Thanks largely to DeVante Parker’s forever-tweaked hamstring, it’s hard to figure out who among Miami’s wideouts is going to see a decent share of the weekly targets. Parker leads the group with an 18% target share; Isaiah Ford is second with 16%; Preston Williams is third with 15%. It’s not ideal. That’s why Gesicki might be the best run-back play against the Seahawks in Week 4. He’s seen 20% of the Dolphins’ targets even after a slow Week 3 in which Ryan Fitzpatrick targeted his tight end just three times. In runaway negative game script, like the Dolphins could see against Seattle’s new air raid attack, Gesicki could be the primary beneficiary of a sped-up, pass-heavy Miami offense.

Gesicki functions as a big wideout for the Dolphins, running 78.8% of his routes from the slot and getting almost all of his targets that way. Meanwhile, Seattle cornerback Ugo Amadi has been burned in slot coverage this season. Amadi has been targeted 16 times, allowing 11 receptions for a nice 69 yards. Another Seahawks slot corner, Marquise Blair, has seen seven of eight targets against him completed for 92 yards and a touchdown. It’s a matchup that overwhelmingly favors Gesicki and one that could matter a whole lot for fantasy purposes if (when) the Dolphins face a deficit in Week 4.

Cleveland Browns (-4.5) @ Dallas Cowboys - O/U 56

QB Dak Prescott, Cowboys ($8,200 FD/$7,200 DK)

TE Dalton Schultz, Cowboys ($4,900 FD/$4,300 DK)

RB Kareem Hunt, Browns ($5,900 FD/$6,200 DK)

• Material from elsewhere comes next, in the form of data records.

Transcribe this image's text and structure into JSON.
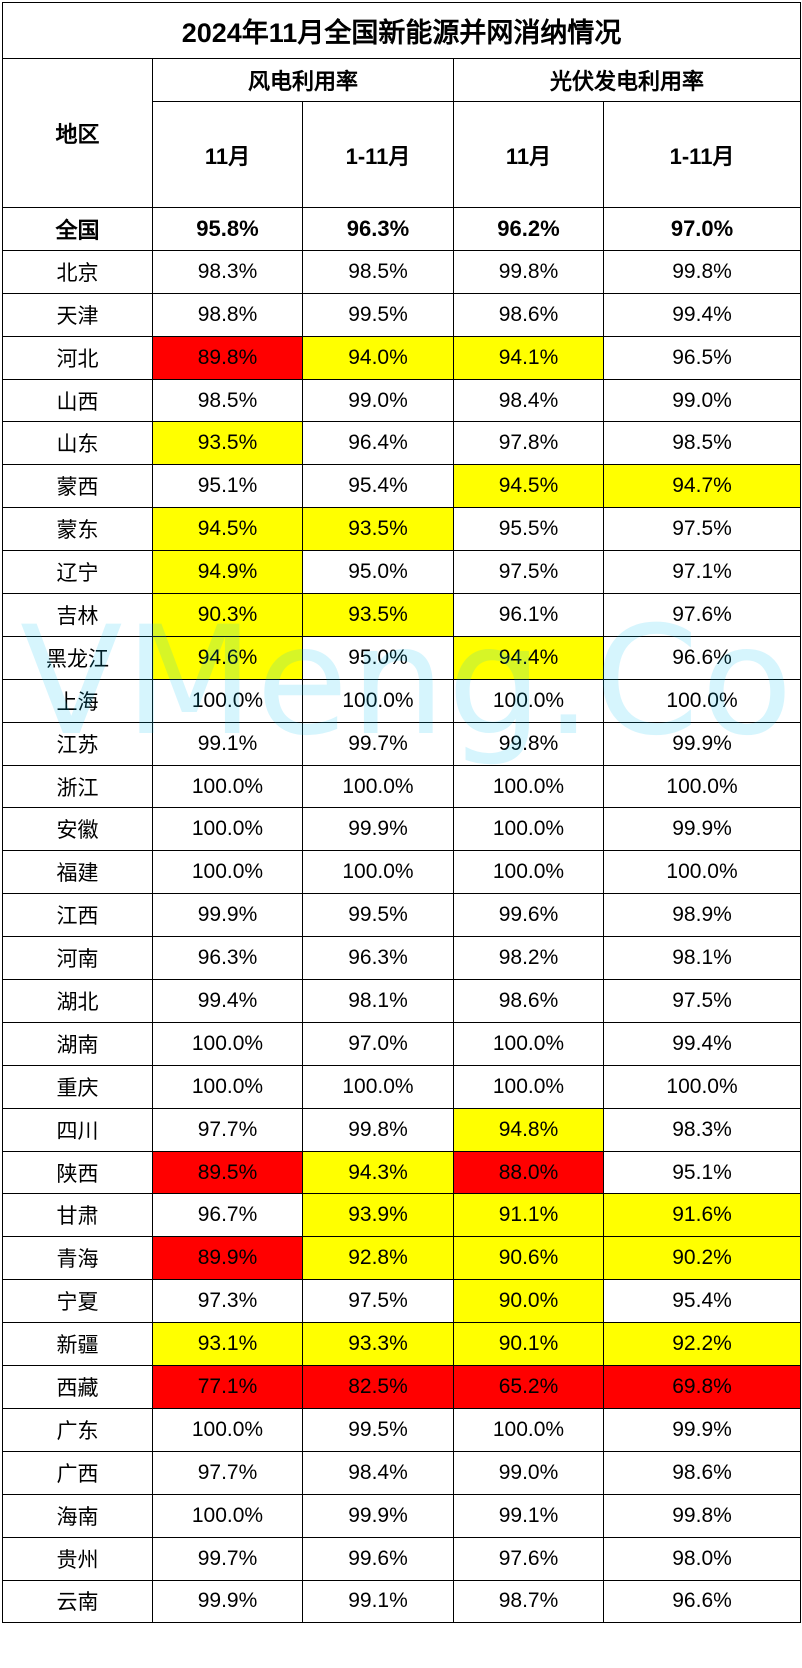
{
  "title": "2024年11月全国新能源并网消纳情况",
  "header": {
    "region": "地区",
    "wind": "风电利用率",
    "solar": "光伏发电利用率",
    "nov": "11月",
    "ytd": "1-11月"
  },
  "watermark": "VMeng.Co",
  "rows": [
    {
      "region": "全国",
      "values": [
        "95.8%",
        "96.3%",
        "96.2%",
        "97.0%"
      ],
      "highlights": [
        "",
        "",
        "",
        ""
      ]
    },
    {
      "region": "北京",
      "values": [
        "98.3%",
        "98.5%",
        "99.8%",
        "99.8%"
      ],
      "highlights": [
        "",
        "",
        "",
        ""
      ]
    },
    {
      "region": "天津",
      "values": [
        "98.8%",
        "99.5%",
        "98.6%",
        "99.4%"
      ],
      "highlights": [
        "",
        "",
        "",
        ""
      ]
    },
    {
      "region": "河北",
      "values": [
        "89.8%",
        "94.0%",
        "94.1%",
        "96.5%"
      ],
      "highlights": [
        "red",
        "yellow",
        "yellow",
        ""
      ]
    },
    {
      "region": "山西",
      "values": [
        "98.5%",
        "99.0%",
        "98.4%",
        "99.0%"
      ],
      "highlights": [
        "",
        "",
        "",
        ""
      ]
    },
    {
      "region": "山东",
      "values": [
        "93.5%",
        "96.4%",
        "97.8%",
        "98.5%"
      ],
      "highlights": [
        "yellow",
        "",
        "",
        ""
      ]
    },
    {
      "region": "蒙西",
      "values": [
        "95.1%",
        "95.4%",
        "94.5%",
        "94.7%"
      ],
      "highlights": [
        "",
        "",
        "yellow",
        "yellow"
      ]
    },
    {
      "region": "蒙东",
      "values": [
        "94.5%",
        "93.5%",
        "95.5%",
        "97.5%"
      ],
      "highlights": [
        "yellow",
        "yellow",
        "",
        ""
      ]
    },
    {
      "region": "辽宁",
      "values": [
        "94.9%",
        "95.0%",
        "97.5%",
        "97.1%"
      ],
      "highlights": [
        "yellow",
        "",
        "",
        ""
      ]
    },
    {
      "region": "吉林",
      "values": [
        "90.3%",
        "93.5%",
        "96.1%",
        "97.6%"
      ],
      "highlights": [
        "yellow",
        "yellow",
        "",
        ""
      ]
    },
    {
      "region": "黑龙江",
      "values": [
        "94.6%",
        "95.0%",
        "94.4%",
        "96.6%"
      ],
      "highlights": [
        "yellow",
        "",
        "yellow",
        ""
      ]
    },
    {
      "region": "上海",
      "values": [
        "100.0%",
        "100.0%",
        "100.0%",
        "100.0%"
      ],
      "highlights": [
        "",
        "",
        "",
        ""
      ]
    },
    {
      "region": "江苏",
      "values": [
        "99.1%",
        "99.7%",
        "99.8%",
        "99.9%"
      ],
      "highlights": [
        "",
        "",
        "",
        ""
      ]
    },
    {
      "region": "浙江",
      "values": [
        "100.0%",
        "100.0%",
        "100.0%",
        "100.0%"
      ],
      "highlights": [
        "",
        "",
        "",
        ""
      ]
    },
    {
      "region": "安徽",
      "values": [
        "100.0%",
        "99.9%",
        "100.0%",
        "99.9%"
      ],
      "highlights": [
        "",
        "",
        "",
        ""
      ]
    },
    {
      "region": "福建",
      "values": [
        "100.0%",
        "100.0%",
        "100.0%",
        "100.0%"
      ],
      "highlights": [
        "",
        "",
        "",
        ""
      ]
    },
    {
      "region": "江西",
      "values": [
        "99.9%",
        "99.5%",
        "99.6%",
        "98.9%"
      ],
      "highlights": [
        "",
        "",
        "",
        ""
      ]
    },
    {
      "region": "河南",
      "values": [
        "96.3%",
        "96.3%",
        "98.2%",
        "98.1%"
      ],
      "highlights": [
        "",
        "",
        "",
        ""
      ]
    },
    {
      "region": "湖北",
      "values": [
        "99.4%",
        "98.1%",
        "98.6%",
        "97.5%"
      ],
      "highlights": [
        "",
        "",
        "",
        ""
      ]
    },
    {
      "region": "湖南",
      "values": [
        "100.0%",
        "97.0%",
        "100.0%",
        "99.4%"
      ],
      "highlights": [
        "",
        "",
        "",
        ""
      ]
    },
    {
      "region": "重庆",
      "values": [
        "100.0%",
        "100.0%",
        "100.0%",
        "100.0%"
      ],
      "highlights": [
        "",
        "",
        "",
        ""
      ]
    },
    {
      "region": "四川",
      "values": [
        "97.7%",
        "99.8%",
        "94.8%",
        "98.3%"
      ],
      "highlights": [
        "",
        "",
        "yellow",
        ""
      ]
    },
    {
      "region": "陕西",
      "values": [
        "89.5%",
        "94.3%",
        "88.0%",
        "95.1%"
      ],
      "highlights": [
        "red",
        "yellow",
        "red",
        ""
      ]
    },
    {
      "region": "甘肃",
      "values": [
        "96.7%",
        "93.9%",
        "91.1%",
        "91.6%"
      ],
      "highlights": [
        "",
        "yellow",
        "yellow",
        "yellow"
      ]
    },
    {
      "region": "青海",
      "values": [
        "89.9%",
        "92.8%",
        "90.6%",
        "90.2%"
      ],
      "highlights": [
        "red",
        "yellow",
        "yellow",
        "yellow"
      ]
    },
    {
      "region": "宁夏",
      "values": [
        "97.3%",
        "97.5%",
        "90.0%",
        "95.4%"
      ],
      "highlights": [
        "",
        "",
        "yellow",
        ""
      ]
    },
    {
      "region": "新疆",
      "values": [
        "93.1%",
        "93.3%",
        "90.1%",
        "92.2%"
      ],
      "highlights": [
        "yellow",
        "yellow",
        "yellow",
        "yellow"
      ]
    },
    {
      "region": "西藏",
      "values": [
        "77.1%",
        "82.5%",
        "65.2%",
        "69.8%"
      ],
      "highlights": [
        "red",
        "red",
        "red",
        "red"
      ]
    },
    {
      "region": "广东",
      "values": [
        "100.0%",
        "99.5%",
        "100.0%",
        "99.9%"
      ],
      "highlights": [
        "",
        "",
        "",
        ""
      ]
    },
    {
      "region": "广西",
      "values": [
        "97.7%",
        "98.4%",
        "99.0%",
        "98.6%"
      ],
      "highlights": [
        "",
        "",
        "",
        ""
      ]
    },
    {
      "region": "海南",
      "values": [
        "100.0%",
        "99.9%",
        "99.1%",
        "99.8%"
      ],
      "highlights": [
        "",
        "",
        "",
        ""
      ]
    },
    {
      "region": "贵州",
      "values": [
        "99.7%",
        "99.6%",
        "97.6%",
        "98.0%"
      ],
      "highlights": [
        "",
        "",
        "",
        ""
      ]
    },
    {
      "region": "云南",
      "values": [
        "99.9%",
        "99.1%",
        "98.7%",
        "96.6%"
      ],
      "highlights": [
        "",
        "",
        "",
        ""
      ]
    }
  ],
  "colors": {
    "yellow": "#ffff00",
    "red": "#ff0000",
    "border": "#000000",
    "watermark": "#00bef0"
  }
}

The idea here, simply put, is to take advantage of the Browns’ main defensive weakness while banking on negative game script usage for an excellent pass-catching running back in a game with a wonderfully inflated over-under.

The glaringly obvious deficiencies of the Dallas defense mean Prescott and the Cowboys offense will have to keep its proverbial foot on the proverbial gas all season. Hair-on-fire shootouts will be the norm for much of this season in Dallas. That’s why the Cowboys average a league-high 76.7 offensive plays per game. Prescott, with 922 passing yards and four touchdown tosses over the past two weeks, has a mouth-watering ceiling against Cleveland. Only eight teams have allowed more passing yardage than the Browns.

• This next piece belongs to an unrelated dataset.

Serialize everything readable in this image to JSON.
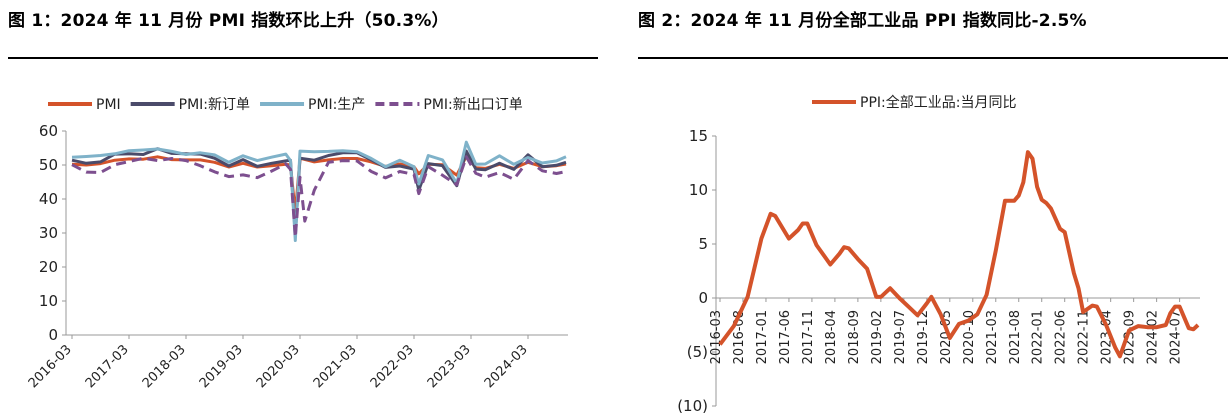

Schultz this week gets one of the best tight end matchups we could ask for. With 16 targets (16% of the Cowboys’ target share) over his two games as a starter, Schultz squares off against a Cleveland defense allowing 26% of targets go to tight ends—the fifth-highest rate in the league. That’s 31 tight end targets over three weeks. Only the Saints and Falcons have allowed more tight end receptions than the Browns.

The Browns have struggled to fill injury gaps at safety and linebacker, leaving backups and special team players to cover enemy tight ends. Cleveland’s defense has had particular trouble against pass catchers in the slot (hello CeeDee Lamb), and Schultz has more slot targets over the past two weeks than all but three tight ends. Reasonably priced on both sites, Schultz could have a day against the Browns.

Last season, we saw the Browns’ offense operate plenty in negative game script. Kareem Hunt almost always emerged as the top back in those situations, playing more snaps than Nick Chubb and running more routes. Hunt has 11 targets to Chubb’s three targets through three weeks. The backs’ total opportunity (rushes plus targets) is shockingly close: Chubb has 31% while Hunt has 28%. Hunt, $800 cheaper on DraftKings (and its full PPR scoring) with a projected ceiling of 0.8 points below Chubb, is the play in what looks to be a high scoring game that could feature plenty of passing.

Chubb would make for the more logical play if you like the Browns to outperform the spread and seize game script against Dallas. Hunt missed practice Wednesday with a foot injury. If he were to miss this week's game, Chubb would probably absorb most of the backfield targets, making him a perfect player to stack alongside Prescott and a Dallas pass-catcher or two.